Just to close the loop, it is part of the JSON2Video functionality that you can pass overlay graphics or text keys and specify their visibility and layering like any other kind of asset. You can also specify captioning so it is very compelling and visible, which you can see I do.
It is absolutely possible to do all this using N8N but I chose to orchestrate directly just for flexibility as I was trying different things.
So for the 30 second video, add another ~$0.20 cents to the cost base.
Posting
It needs to be mentioned that you can also automate posting to social media services. I did not implement this and so did a minimum of exploration, but of course it can be done for a very small cost and might make sense in a fully automated or volume production environment.
Cost per Finished Asset
Revisiting the list of items, we can assemble a full cost per typical 30 second finished asset as:
1. Generate a Script: $0.03 cents
2. Generate a Voiceover: $0.06 cents
3. Generate Images: $0.30 cents
4. Animate one or more images to create short video clips, or generate a short video clip directly: $0.18 cents
5. optional, not everyone does this: generate overlays: $0.00
6. Assemble the assets into a completed video: $0.20 cents
Total Cost: ~$0.77 cents per 30 second asset
What Next?
Success on social media can be a numbers game. I used my implementation to generate a number of videos based on books in Project Gutenberg.
I could see in the Youtube and Instagram play numbers the algorithm testing those videos to see if they had any viral potential. If they did perform, a positive feedback loop would drive views and engagement to the point where monetization could occur. For content types where this occurs, low cost injection can drive pretty significant ROI.
That did not happen for me, at least so far. So the question is how much more of an investment to make in that content type, or exploring other possible content types. For me at least, its just not clear if I should continue, but it is clear I could at this point produce programmatically and pretty inexpensively just about any social media content I wanted.

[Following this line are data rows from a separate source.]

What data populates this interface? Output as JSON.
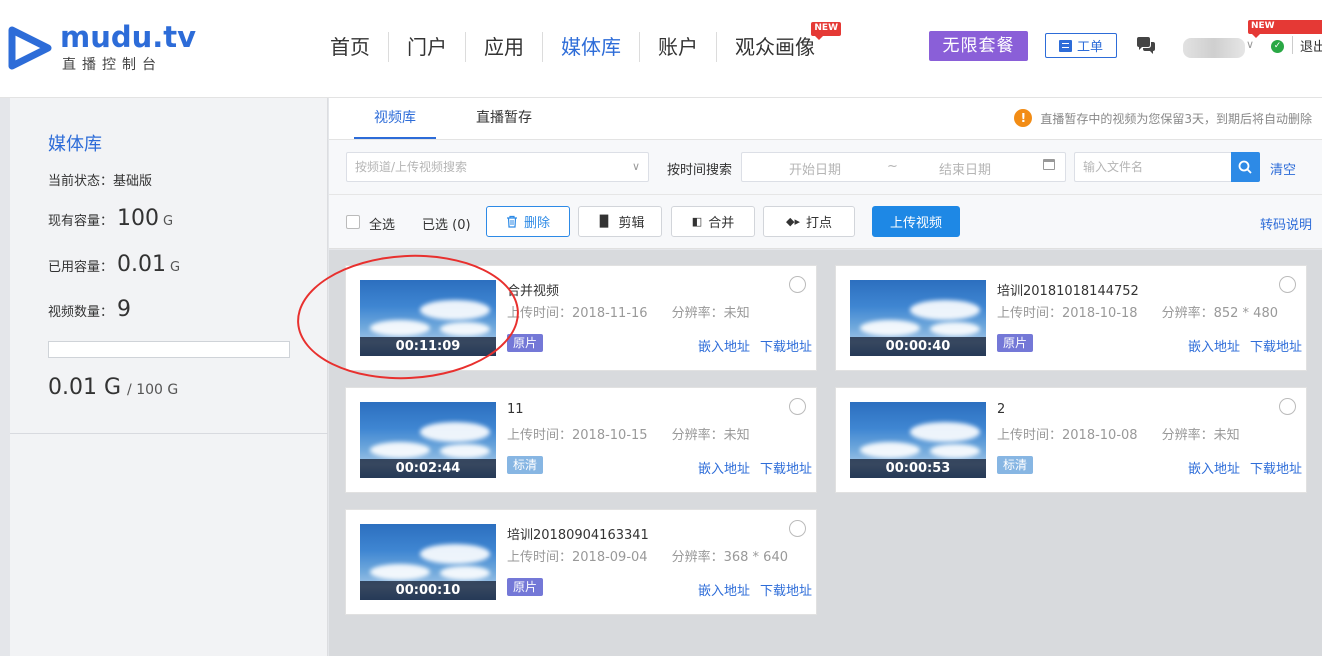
{
  "header": {
    "logo_name": "mudu.tv",
    "logo_sub": "直播控制台",
    "nav": [
      {
        "label": "首页",
        "active": false,
        "is_new": false
      },
      {
        "label": "门户",
        "active": false,
        "is_new": false
      },
      {
        "label": "应用",
        "active": false,
        "is_new": false
      },
      {
        "label": "媒体库",
        "active": true,
        "is_new": false
      },
      {
        "label": "账户",
        "active": false,
        "is_new": false
      },
      {
        "label": "观众画像",
        "active": false,
        "is_new": true
      }
    ],
    "new_badge": "NEW",
    "unlimited_label": "无限套餐",
    "ticket_label": "工单",
    "logout_label": "退出"
  },
  "sidebar": {
    "title": "媒体库",
    "status_label": "当前状态：",
    "status_value": "基础版",
    "capacity_label": "现有容量：",
    "capacity_value": "100",
    "capacity_unit": "G",
    "used_label": "已用容量：",
    "used_value": "0.01",
    "used_unit": "G",
    "count_label": "视频数量：",
    "count_value": "9",
    "usage_fraction": 0.0001,
    "total_used": "0.01 G",
    "total_cap": "/ 100 G"
  },
  "tabs": [
    {
      "label": "视频库",
      "active": true
    },
    {
      "label": "直播暂存",
      "active": false
    }
  ],
  "notice": "直播暂存中的视频为您保留3天，到期后将自动删除",
  "filters": {
    "channel_placeholder": "按频道/上传视频搜索",
    "time_label": "按时间搜索",
    "start_placeholder": "开始日期",
    "range_sep": "~",
    "end_placeholder": "结束日期",
    "file_placeholder": "输入文件名",
    "clear_label": "清空"
  },
  "actions": {
    "select_all": "全选",
    "selected": "已选 (0)",
    "delete": "删除",
    "clip": "剪辑",
    "merge": "合并",
    "mark": "打点",
    "upload": "上传视频",
    "transcode_help": "转码说明"
  },
  "card_labels": {
    "upload_time": "上传时间：",
    "resolution": "分辨率：",
    "embed": "嵌入地址",
    "download": "下载地址"
  },
  "videos": [
    {
      "title": "合并视频",
      "date": "2018-11-16",
      "resolution": "未知",
      "duration": "00:11:09",
      "quality": "原片"
    },
    {
      "title": "培训20181018144752",
      "date": "2018-10-18",
      "resolution": "852 * 480",
      "duration": "00:00:40",
      "quality": "原片"
    },
    {
      "title": "11",
      "date": "2018-10-15",
      "resolution": "未知",
      "duration": "00:02:44",
      "quality": "标清"
    },
    {
      "title": "2",
      "date": "2018-10-08",
      "resolution": "未知",
      "duration": "00:00:53",
      "quality": "标清"
    },
    {
      "title": "培训20180904163341",
      "date": "2018-09-04",
      "resolution": "368 * 640",
      "duration": "00:00:10",
      "quality": "原片"
    }
  ],
  "colors": {
    "accent": "#2d6cd8",
    "purple": "#8a5fd8",
    "primary_button": "#1e88e5",
    "annotation": "#e8302e"
  }
}
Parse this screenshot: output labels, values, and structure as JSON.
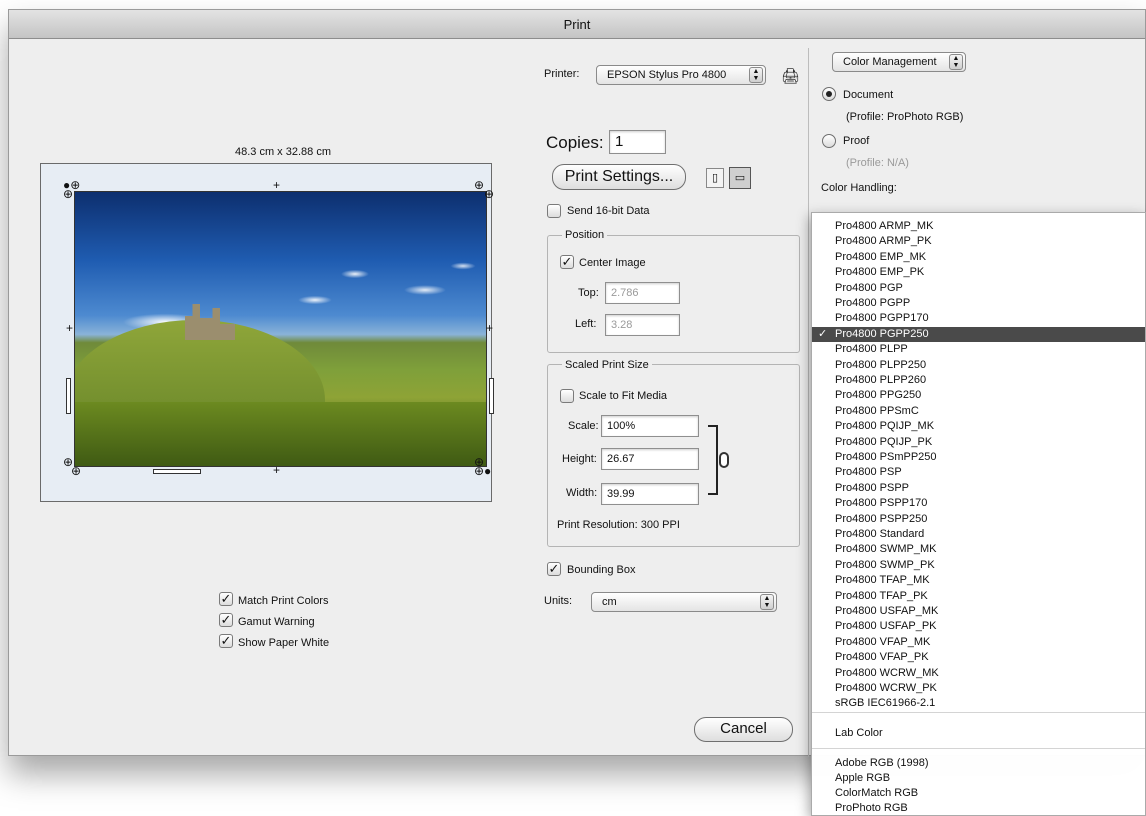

It has to be said however that this is sort of like gold mining: its less likely miners strike gold than that they need to buy shovels. The real $ in this game appears to be flowing to providers of model access and video assembly services, who have priced their offerings so cheaply there is (almost) literally no monetary barrier to use.
That low pricing undoubtedly drives a lot of 'get rich quick' driven thinking. In the world of headless video, the shovels are literally flying out the door.